L’ultimo saluto a Livorno

Domani, sabato 20 giugno, la salma di Protti sarà allo stadio Armando Picchi di Livorno, teatro di tante partite che lo hanno visto protagonista in Serie A, Serie B e Serie C. Il Comune sta inoltre predisponendo il lutto cittadino.

Era stato lo stesso Igor Protti a raccontare pubblicamente la sua malattia, scoperta a giugno 2025, e il successivo aggravamento, quando il tumore si era esteso alle vertebre costringendolo a ulteriori cicli di chemioterapia e radioterapia. L’ex attaccante è una delle figure più amate del calcio italiano degli ultimi decenni.

La carriera tra Bari, Lazio e Livorno

Nato a Rimini nel 1967, è cresciuto calcisticamente sotto la guida di Arrigo Sacchi, che lo ha lanciato nel calcio professionistico con il Rimini. Dopo le esperienze a Livorno e Virescit Bergamo, è passato al Messina in Serie B.

La consacrazione in Serie A è arrivata nel 1995-1996 con il Bari. Nonostante la retrocessione della squadra pugliese, Protti ha realizzato 24 gol, conquistando il titolo di capocannoniere insieme con Giuseppe Signori. Da lì il passaggio alla Lazio e la vittoria della Supercoppa italiana.

La parte più sentimentale della sua carriera resta però legata al Livorno dove, insieme con Cristiano Lucarelli ha contribuito alla storica promozione in Serie A conquistando anche il soprannome Lo Zar.

Igor Protti è stato inoltre uno dei soli due calciatori, insieme con Dario Hubner, a vincere la classifica marcatori in tutte le categorie professionistiche del calcio italiano.

L’impegno sociale e il cordoglio del mondo del calcio

Oltre ai risultati sportivi, l’ex capocannoniere sarà ricordato per l’impegno sociale e il legame costruito con i tifosi di tutte le squadre in cui ha militato.

Nel 2007 ha ricevuto la cittadinanza onoraria sia a Livorno sia a Bari. Dopo il ritiro ha ricoperto incarichi dirigenziali tra cui quelli di direttore sportivo del Tuttocuoio, club manager e direttore generale del Livorno.

Nel 2026 a Igor Protti è stato anche dedicato il documentario “Igor – L’eroe romantico del calcio”, presentato in anteprima al Bif&st, poi distribuito in sale selezionate.

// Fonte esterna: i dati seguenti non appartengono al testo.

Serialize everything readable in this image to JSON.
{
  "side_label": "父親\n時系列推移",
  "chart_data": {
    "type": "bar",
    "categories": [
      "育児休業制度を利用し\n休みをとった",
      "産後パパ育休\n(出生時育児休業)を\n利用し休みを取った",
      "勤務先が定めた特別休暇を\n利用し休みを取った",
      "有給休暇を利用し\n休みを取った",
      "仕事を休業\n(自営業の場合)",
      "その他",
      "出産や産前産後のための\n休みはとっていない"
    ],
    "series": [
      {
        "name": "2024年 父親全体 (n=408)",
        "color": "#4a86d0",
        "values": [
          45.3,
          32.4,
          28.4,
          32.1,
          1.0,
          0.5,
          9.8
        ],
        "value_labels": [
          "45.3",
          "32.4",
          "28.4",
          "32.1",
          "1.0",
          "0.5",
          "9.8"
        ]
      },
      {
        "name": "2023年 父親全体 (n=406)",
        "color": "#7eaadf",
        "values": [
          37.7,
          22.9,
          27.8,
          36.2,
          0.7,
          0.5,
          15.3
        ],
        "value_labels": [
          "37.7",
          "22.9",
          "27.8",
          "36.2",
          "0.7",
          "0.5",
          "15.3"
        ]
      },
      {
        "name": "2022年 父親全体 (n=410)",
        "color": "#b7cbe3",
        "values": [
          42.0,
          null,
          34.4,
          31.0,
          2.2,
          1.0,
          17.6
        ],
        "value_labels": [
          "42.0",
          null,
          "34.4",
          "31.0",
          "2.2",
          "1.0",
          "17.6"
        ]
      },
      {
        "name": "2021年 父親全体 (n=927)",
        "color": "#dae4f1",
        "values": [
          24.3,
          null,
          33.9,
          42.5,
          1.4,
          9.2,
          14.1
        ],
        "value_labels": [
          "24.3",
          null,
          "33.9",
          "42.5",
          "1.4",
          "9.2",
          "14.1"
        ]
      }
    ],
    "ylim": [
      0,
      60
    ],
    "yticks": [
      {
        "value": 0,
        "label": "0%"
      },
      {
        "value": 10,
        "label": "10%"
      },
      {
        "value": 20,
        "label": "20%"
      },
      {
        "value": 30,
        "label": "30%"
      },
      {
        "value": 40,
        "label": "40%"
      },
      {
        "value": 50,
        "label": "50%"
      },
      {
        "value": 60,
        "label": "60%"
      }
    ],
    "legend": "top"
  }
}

Per tutto il tempo, ha continuato a raccontare la propria malattia. A gennaio il Comune di Livorno ha consegnato all’ex attaccante la Livornina d’oro per il legame con la città, la dedizione allo sport e l’impegno sociale.

L'ex bomber del Livorno Igor Protti saluta i tifosi al suo ingresso nello stadio Armando Picchi di Livorno nella veste di testimonial del comitato livornese dell'Unicef, per stimolare tra gli spettatori la raccolta fondi a favore dei piccoli haitiani, prima della di una partita contro il Napoli nel 2010
L’impegno sociale e il cordoglio del mondo del calcio (Ansa Foto) – napoli.cityrumors.it

Un dolore immenso per me, per l’intera città di Livorno e per tutti quelli che hanno avuto la fortuna di conoscerlo anche per un solo minuto. Ciao Igor…”, ha scritto sui social il sindaco di Livorno Luca Salvetti.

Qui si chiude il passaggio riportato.